In FLINK-10653, Zhijiang has introduced pluggable shuffle manager architecture which abstracts the process of data transfer between stages from flink runtime as shuffle service. Here I'd like to propose a common external shuffle service framework so that a majority of external shuffle services could be achieved more easily by compositing and wrapping this framework as well as implementing a few interfaces according to the specific platform or deployment system.
As far as I'm concerned, a common external shuffle service scenario:
(1) a shuffle service daemon process runs on each host machine as a server to provide shuffle data for remote(maybe local) consumers.

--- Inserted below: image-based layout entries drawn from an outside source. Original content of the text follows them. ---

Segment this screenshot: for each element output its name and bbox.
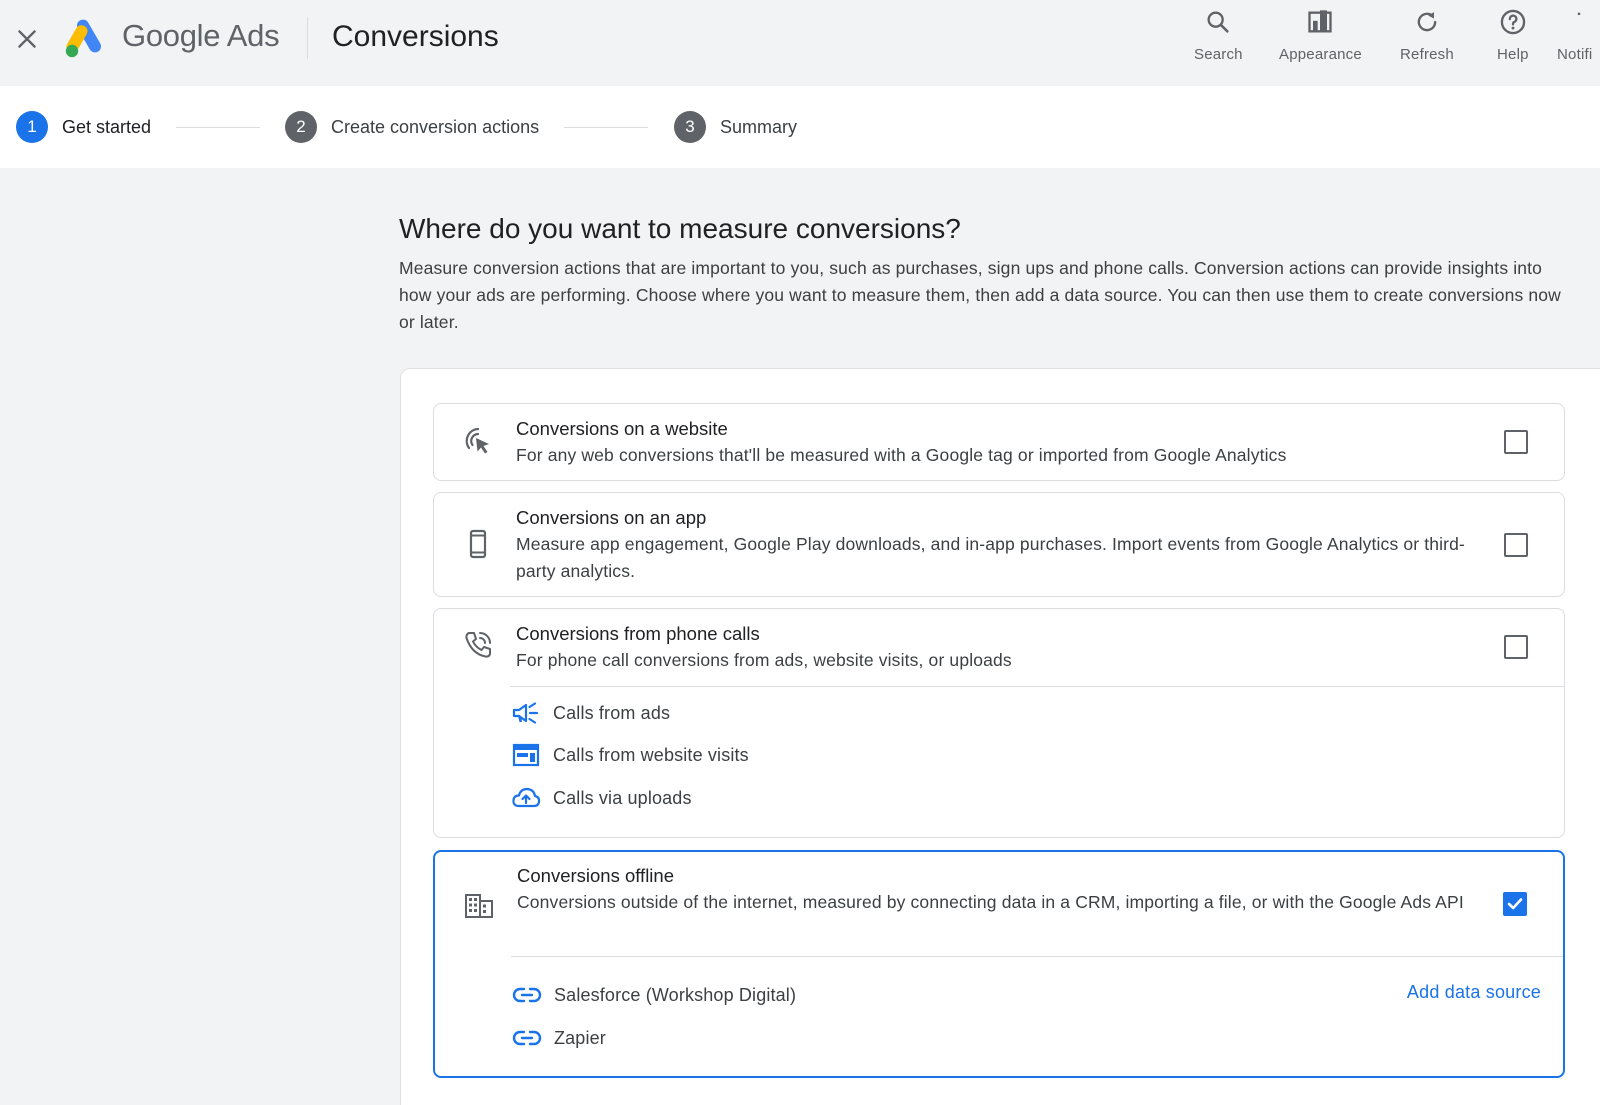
phone-calls-checkbox[interactable] [1504,635,1528,659]
card-divider [511,956,1563,957]
phone-device-icon [469,529,487,559]
section-heading: Where do you want to measure conversions… [399,213,961,244]
card-divider [510,686,1564,687]
sub-item-calls-from-ads: Calls from ads [511,698,670,728]
step-label: Create conversion actions [331,116,540,137]
appearance-icon [1308,10,1333,33]
app-checkbox[interactable] [1504,533,1528,557]
stepper: 1 Get started 2 Create conversion action… [0,86,1600,168]
option-offline[interactable]: Conversions offline Conversions outside … [433,850,1565,1078]
notifications-button[interactable]: Notifi [1557,6,1593,70]
help-label: Help [1497,46,1529,63]
google-ads-logo-icon [65,19,101,58]
option-title: Conversions from phone calls [516,623,760,644]
option-title: Conversions on a website [516,418,728,439]
refresh-icon [1417,12,1437,32]
sub-item-label: Calls from website visits [553,744,749,765]
appearance-button[interactable]: Appearance [1279,6,1362,70]
step-summary[interactable]: 3 Summary [674,111,797,143]
source-label: Zapier [554,1027,606,1048]
sub-item-calls-from-website-visits: Calls from website visits [511,740,749,770]
option-app[interactable]: Conversions on an app Measure app engage… [433,492,1565,597]
sub-item-label: Calls from ads [553,702,671,723]
step-create-conversion-actions[interactable]: 2 Create conversion actions [285,111,539,143]
sub-item-label: Calls via uploads [553,787,692,808]
appearance-label: Appearance [1279,46,1362,63]
source-zapier: Zapier [512,1023,606,1053]
close-button[interactable] [10,22,44,56]
header-divider [307,17,308,59]
top-bar: Google Ads Conversions Search Appearance… [0,0,1600,86]
notifications-icon [1577,12,1581,15]
source-salesforce: Salesforce (Workshop Digital) [512,980,796,1010]
option-title: Conversions on an app [516,507,707,528]
link-icon [512,987,542,1003]
cursor-click-icon [465,427,489,454]
step-get-started[interactable]: 1 Get started [16,111,151,143]
step-label: Get started [62,116,152,137]
help-button[interactable]: Help [1497,6,1529,70]
offline-checkbox[interactable] [1503,892,1527,916]
refresh-button[interactable]: Refresh [1400,6,1454,70]
option-description: For any web conversions that'll be measu… [516,445,1287,465]
web-page-icon [512,743,540,767]
page-title: Conversions [332,20,499,53]
megaphone-icon [512,702,539,724]
option-title: Conversions offline [517,865,674,886]
step-number: 3 [674,111,706,143]
step-connector [564,127,648,128]
option-website[interactable]: Conversions on a website For any web con… [433,403,1565,481]
option-description: Conversions outside of the internet, mea… [517,892,1464,912]
close-icon [18,30,36,48]
search-label: Search [1194,46,1243,63]
brand-ads: Ads [226,18,280,53]
brand-google: Google [122,18,221,53]
refresh-label: Refresh [1400,46,1454,63]
notifications-label: Notifi [1557,46,1593,63]
link-icon [512,1030,542,1046]
checkmark-icon [1507,898,1523,910]
source-label: Salesforce (Workshop Digital) [554,984,797,1005]
building-icon [465,894,493,918]
phone-call-icon [465,632,491,658]
search-button[interactable]: Search [1194,6,1243,70]
add-data-source-link[interactable]: Add data source [1407,982,1541,1003]
option-description: For phone call conversions from ads, web… [516,650,1012,670]
website-checkbox[interactable] [1504,430,1528,454]
search-icon [1207,11,1229,33]
step-connector [176,127,260,128]
option-phone-calls[interactable]: Conversions from phone calls For phone c… [433,608,1565,838]
sub-item-calls-via-uploads: Calls via uploads [511,783,692,813]
option-description: Measure app engagement, Google Play down… [516,534,1466,581]
brand-name: Google Ads [122,18,280,54]
step-label: Summary [720,116,798,137]
section-description: Measure conversion actions that are impo… [399,258,1561,332]
step-number: 1 [16,111,48,143]
cloud-upload-icon [512,787,541,808]
help-icon [1500,9,1526,35]
step-number: 2 [285,111,317,143]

(2) a producer gets a local persistent output directory for writing shuffle data from the shuffle service daemon process of current host machine, and writes shuffle data afterwards.
(3) a consumer fetch its subpartition data from the shuffle service daemon on the host machine where the partition locates.
In my point of view, such framework could be applicable to external shuffle services such as YarnShuffleService, KubernetesShuffleService and StandaloneShuffleService. As to KubernetesShuffleService, there is also another plan, named as sidecar mode, to achieve shuffle service on k8s which puts a TM process and a shuffle service process into a pod. As a result, there might be multiple shuffle service daemons running on a host machine, it can still fit into the framework since the only difference might be whether the port of each shuffle service process is fixed or not. Accroding to Zhijiang's proposal, this case can be handled via UpdatePartitionInfo so that the actual port of each shuffle service process can be updated to the consumers.
This framework is not intended to handle external shuffle services which use global storages as the media for shuffle data, such as DfsShuffleService, or other implementations which don't request an actual shuffle service role such as RdmaShuffleService.